In a recent letter to congressional leaders, Etsy CEO Josh Silverman said lawmakers need to be particularly mindful of the economic toll that these microbusinesses and gig-workers are facing as a result of the pandemic. Silverman noted that these types of workers will not benefit “from much of the important relief the U.S. government has already promised to workers and small business owners, including low-interest rate loans, emergency leave, or expanded unemployment protection.”
In order to ensure that America’s entrepreneurs and gig workers do not unjustly suffer, Silverman said lawmakers should establish an unemployment protection fund for the self-employed, ensure the continued stability of critical e-commerce platforms, and increase the income threshold of the Earned Income Tax Credit. We believe that these are necessary steps for extending equal protections to gig workers and the self-employed.

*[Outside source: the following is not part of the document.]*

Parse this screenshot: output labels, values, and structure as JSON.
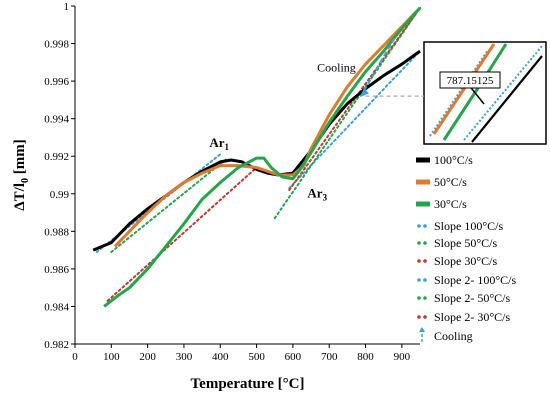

These are uncertain times for many people across the country. It’s vital that Congress and the Trump administration do everything in their power to ensure that startups, small businesses, and entrepreneurs have the financial resources and economic protections that they need to weather the economic turbulence from the ongoing pandemic. Our country heavily relies on the contributions of our small businesses, and we need to consider their immediate needs in any stimulus package.